Orange’s Richard hits out at EC on antitrust probe

Stéphane Richard

Stéphane Richard

Orange CEO Stéphane Richard has hit out at the European Commission for what he sees as its obsession with antitrust rules aimed at curbing the power of former incumbent telcos.

Richard, speaking to French daily Le Figaro in the wake of the recent raids on the offices of several large European telcos including Orange as part of an investigation into whether the telecos are restricting access to the internet to companies that offer services using large amounts of data, said that, for the last 20 years, Brussels has only know how to do one thing – antitrust regulation.

In an interview with the paper, Richard said that Brussels seemed not to have realised that the world had changed from the days of monopoly incumbent telcos and that operators now worked in an ultracompetitive world that was seeing prices fall at the same time as operators were investing heavily in network infrastructure.

The EC’s interest in Orange’s practices followed allegations by US bandwidth provider Cogent Communications that Orange was restricting access to its content by privileging the traffic of its subsidiary Dailymotion over that of YouTube. Richard described the allegation as “false and grotesque” and questioned Cogent’s business practices, which he said were based on non-payment for networks that it used massively. Until last year, when the site was shut down, one of Cogent’s key customers was Megaupload, which directed users to pirated content.

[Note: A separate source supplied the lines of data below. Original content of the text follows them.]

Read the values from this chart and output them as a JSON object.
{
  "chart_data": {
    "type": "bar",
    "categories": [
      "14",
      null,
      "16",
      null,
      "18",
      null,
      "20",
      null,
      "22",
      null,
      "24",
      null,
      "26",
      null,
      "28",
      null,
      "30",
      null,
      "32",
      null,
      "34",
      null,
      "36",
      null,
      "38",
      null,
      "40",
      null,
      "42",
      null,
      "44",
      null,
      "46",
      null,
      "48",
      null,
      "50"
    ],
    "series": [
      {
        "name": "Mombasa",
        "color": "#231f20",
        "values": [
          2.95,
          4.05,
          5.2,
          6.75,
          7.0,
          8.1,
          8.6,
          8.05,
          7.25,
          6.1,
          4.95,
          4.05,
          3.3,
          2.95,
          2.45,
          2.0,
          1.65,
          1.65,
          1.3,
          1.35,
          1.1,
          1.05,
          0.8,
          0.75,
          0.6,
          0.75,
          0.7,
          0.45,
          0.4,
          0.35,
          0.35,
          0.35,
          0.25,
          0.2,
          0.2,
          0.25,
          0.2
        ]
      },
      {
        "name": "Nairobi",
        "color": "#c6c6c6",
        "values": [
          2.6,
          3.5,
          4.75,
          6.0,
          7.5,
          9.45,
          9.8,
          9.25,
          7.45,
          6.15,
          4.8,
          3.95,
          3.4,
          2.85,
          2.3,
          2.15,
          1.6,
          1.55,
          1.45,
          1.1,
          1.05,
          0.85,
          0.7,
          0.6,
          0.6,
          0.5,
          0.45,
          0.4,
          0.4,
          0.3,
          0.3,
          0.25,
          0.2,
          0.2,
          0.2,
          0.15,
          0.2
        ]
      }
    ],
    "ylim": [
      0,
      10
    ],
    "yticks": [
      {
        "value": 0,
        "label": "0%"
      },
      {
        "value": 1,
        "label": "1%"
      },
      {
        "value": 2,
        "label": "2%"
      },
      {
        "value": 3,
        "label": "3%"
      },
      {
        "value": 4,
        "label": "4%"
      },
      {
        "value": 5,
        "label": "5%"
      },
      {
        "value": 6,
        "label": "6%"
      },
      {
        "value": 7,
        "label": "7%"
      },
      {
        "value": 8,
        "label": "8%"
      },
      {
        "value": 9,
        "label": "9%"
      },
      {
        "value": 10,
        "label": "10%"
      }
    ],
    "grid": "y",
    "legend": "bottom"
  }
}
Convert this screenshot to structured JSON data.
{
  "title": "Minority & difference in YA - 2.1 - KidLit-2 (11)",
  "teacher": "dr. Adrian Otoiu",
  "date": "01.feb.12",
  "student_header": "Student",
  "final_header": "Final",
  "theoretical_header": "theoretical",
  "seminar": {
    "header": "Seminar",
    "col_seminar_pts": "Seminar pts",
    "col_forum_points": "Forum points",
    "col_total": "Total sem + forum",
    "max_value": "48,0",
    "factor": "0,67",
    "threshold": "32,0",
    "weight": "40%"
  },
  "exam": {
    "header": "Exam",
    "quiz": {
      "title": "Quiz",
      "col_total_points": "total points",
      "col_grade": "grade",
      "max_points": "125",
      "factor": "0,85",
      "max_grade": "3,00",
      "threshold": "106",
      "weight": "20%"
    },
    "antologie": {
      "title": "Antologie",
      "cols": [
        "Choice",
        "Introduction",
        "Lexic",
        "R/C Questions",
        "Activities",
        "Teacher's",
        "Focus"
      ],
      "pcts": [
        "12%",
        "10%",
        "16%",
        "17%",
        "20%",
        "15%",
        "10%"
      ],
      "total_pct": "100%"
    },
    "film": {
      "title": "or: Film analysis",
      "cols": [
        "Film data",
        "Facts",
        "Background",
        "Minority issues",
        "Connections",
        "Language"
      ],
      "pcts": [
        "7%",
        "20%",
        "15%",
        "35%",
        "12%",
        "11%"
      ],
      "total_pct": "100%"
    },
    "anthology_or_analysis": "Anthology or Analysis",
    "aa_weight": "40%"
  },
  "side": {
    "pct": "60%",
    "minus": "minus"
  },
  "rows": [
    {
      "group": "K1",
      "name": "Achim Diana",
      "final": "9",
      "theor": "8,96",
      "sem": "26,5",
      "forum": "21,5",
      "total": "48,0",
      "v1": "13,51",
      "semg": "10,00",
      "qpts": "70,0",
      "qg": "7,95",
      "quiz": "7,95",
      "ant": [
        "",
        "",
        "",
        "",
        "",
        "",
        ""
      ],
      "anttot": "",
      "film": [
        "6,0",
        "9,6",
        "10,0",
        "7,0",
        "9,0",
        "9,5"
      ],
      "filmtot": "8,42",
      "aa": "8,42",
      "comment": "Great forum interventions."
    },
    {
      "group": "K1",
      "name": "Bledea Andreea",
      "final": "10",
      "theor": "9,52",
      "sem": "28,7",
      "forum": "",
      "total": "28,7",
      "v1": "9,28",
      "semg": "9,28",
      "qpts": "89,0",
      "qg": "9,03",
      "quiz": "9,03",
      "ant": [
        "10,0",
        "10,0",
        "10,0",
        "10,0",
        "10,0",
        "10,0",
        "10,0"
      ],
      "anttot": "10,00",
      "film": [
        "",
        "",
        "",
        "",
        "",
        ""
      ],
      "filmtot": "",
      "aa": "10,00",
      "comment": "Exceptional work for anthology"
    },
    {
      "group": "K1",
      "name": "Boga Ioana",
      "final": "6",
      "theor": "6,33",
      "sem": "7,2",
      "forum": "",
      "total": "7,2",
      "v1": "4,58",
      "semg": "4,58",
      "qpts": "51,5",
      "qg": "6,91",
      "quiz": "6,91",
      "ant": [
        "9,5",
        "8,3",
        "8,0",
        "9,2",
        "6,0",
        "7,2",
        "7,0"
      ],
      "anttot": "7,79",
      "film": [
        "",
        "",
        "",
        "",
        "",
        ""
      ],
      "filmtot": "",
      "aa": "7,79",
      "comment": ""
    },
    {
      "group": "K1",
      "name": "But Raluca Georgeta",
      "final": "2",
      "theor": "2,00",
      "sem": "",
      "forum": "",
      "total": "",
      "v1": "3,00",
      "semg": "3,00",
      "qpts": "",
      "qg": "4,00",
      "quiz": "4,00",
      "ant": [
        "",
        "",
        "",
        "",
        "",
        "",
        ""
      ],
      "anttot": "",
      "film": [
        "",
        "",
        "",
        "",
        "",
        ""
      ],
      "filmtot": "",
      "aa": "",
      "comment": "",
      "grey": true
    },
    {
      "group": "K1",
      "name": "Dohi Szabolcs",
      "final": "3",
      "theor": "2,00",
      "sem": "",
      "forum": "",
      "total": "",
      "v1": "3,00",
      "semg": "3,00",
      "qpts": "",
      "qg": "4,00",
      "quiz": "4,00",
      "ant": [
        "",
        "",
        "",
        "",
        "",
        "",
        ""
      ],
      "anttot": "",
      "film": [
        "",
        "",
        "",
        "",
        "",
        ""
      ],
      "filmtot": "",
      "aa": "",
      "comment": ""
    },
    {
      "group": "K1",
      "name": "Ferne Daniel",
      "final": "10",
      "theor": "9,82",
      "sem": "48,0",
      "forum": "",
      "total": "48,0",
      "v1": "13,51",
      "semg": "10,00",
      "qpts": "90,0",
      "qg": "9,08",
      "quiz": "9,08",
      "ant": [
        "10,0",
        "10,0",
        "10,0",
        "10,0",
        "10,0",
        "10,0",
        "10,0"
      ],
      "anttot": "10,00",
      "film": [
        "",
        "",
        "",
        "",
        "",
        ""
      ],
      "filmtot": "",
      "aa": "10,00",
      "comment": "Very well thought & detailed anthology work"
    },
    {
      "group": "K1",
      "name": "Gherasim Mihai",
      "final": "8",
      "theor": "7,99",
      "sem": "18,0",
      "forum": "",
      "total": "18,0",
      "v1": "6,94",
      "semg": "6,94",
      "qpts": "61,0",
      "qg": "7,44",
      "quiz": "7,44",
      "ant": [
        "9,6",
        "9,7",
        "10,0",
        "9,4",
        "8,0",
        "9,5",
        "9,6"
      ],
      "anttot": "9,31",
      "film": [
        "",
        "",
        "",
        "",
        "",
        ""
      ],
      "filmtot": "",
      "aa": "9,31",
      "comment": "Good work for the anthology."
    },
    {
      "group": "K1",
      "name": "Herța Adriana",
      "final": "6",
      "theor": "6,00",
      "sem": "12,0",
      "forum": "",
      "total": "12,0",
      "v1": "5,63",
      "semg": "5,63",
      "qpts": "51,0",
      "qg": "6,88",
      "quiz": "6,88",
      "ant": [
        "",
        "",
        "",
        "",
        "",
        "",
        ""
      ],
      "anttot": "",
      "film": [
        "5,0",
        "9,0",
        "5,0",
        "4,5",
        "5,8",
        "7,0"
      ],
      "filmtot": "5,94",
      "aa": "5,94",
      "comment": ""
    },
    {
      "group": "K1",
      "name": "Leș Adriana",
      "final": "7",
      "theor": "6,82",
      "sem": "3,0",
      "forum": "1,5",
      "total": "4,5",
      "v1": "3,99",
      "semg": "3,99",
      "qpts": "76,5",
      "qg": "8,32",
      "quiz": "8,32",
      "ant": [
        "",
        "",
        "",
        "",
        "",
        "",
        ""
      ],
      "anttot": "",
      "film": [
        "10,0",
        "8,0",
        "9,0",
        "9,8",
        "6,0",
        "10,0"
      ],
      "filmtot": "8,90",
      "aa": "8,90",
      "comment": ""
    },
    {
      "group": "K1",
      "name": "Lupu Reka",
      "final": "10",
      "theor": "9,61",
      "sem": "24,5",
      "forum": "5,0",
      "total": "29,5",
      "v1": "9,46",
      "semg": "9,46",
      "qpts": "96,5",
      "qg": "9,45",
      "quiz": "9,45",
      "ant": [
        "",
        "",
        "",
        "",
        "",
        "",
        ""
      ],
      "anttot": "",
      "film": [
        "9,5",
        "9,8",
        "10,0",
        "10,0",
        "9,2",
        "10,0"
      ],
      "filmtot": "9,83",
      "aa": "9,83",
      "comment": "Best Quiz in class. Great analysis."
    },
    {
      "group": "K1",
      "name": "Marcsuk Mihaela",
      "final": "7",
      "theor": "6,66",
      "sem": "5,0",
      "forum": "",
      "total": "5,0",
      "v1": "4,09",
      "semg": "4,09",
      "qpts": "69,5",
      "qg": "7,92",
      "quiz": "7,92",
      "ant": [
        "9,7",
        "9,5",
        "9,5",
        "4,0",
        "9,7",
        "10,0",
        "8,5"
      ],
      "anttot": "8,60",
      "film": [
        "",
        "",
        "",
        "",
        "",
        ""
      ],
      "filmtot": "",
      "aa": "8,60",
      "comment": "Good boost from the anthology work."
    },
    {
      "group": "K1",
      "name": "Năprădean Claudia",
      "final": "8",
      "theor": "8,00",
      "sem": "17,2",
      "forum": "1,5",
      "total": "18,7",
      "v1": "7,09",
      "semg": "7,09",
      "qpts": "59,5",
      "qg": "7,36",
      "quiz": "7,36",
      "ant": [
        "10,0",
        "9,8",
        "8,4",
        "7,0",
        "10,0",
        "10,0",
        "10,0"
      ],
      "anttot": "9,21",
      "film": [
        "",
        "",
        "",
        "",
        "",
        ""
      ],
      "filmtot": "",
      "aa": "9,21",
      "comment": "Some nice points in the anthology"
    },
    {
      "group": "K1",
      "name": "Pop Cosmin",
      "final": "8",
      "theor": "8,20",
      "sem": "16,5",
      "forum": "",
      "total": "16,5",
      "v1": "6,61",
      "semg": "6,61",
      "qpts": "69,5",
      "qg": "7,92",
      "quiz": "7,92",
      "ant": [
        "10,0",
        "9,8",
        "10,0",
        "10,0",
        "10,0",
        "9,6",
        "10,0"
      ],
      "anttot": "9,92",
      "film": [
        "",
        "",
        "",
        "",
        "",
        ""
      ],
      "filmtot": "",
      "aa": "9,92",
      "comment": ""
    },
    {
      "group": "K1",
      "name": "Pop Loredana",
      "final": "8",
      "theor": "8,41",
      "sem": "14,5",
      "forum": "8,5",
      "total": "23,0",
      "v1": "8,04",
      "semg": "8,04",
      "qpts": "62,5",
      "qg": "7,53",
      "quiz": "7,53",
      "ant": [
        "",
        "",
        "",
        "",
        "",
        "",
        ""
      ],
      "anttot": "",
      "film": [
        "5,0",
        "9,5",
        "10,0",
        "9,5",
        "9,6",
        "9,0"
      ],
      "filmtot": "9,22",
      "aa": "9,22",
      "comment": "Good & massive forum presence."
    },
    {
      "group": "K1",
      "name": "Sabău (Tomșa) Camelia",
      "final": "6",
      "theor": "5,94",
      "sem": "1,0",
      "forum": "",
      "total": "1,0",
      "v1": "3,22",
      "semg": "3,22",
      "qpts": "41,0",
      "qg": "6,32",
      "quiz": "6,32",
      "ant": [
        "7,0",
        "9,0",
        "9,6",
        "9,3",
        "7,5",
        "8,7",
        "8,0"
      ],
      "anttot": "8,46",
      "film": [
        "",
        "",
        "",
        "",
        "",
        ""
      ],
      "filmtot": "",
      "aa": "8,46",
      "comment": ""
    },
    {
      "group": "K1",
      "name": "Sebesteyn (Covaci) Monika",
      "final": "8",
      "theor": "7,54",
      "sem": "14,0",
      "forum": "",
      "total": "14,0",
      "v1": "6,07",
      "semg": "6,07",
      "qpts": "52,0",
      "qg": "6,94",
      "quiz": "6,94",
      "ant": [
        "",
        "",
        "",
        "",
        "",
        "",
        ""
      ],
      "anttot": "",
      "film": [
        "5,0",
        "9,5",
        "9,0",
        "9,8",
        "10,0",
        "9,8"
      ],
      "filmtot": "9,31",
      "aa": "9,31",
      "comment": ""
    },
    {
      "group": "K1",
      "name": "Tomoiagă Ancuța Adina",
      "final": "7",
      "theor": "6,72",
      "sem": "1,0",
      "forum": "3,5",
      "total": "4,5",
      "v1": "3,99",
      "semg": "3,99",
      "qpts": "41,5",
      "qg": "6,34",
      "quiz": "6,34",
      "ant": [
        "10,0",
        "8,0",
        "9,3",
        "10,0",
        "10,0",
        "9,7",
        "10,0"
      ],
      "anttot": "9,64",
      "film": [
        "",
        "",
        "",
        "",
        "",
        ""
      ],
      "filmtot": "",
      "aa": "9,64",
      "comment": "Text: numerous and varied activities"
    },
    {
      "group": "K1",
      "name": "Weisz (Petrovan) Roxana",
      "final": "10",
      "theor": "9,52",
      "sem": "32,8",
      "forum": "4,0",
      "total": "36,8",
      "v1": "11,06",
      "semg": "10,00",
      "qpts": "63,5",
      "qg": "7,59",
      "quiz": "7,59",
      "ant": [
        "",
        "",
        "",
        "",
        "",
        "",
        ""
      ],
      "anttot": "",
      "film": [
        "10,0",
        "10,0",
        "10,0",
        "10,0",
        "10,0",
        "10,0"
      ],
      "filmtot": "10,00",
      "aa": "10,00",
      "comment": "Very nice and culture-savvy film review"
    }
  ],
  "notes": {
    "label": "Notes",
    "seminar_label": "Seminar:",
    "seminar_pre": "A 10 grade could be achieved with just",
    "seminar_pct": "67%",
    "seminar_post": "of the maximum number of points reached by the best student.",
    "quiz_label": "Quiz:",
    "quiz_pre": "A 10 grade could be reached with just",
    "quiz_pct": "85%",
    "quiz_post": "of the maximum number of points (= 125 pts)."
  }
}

Richard also attacked plans by EC vice-president Neelie Kroes to eliminate roaming charges for mobile services, which he said would cost Orange €300 million a year in lost profits. He said he welcomed plans to create a single telecoms market but that this remained for the moment a distant prospect, and called for a moratorium on lowering roaming prices until a full study on their economic impact was made.

Richard also criticised what he saw as favourable treatment of cable operators, who he said are expanding their fibre networks without the same obligation to open up to competitors that is placed on telcos.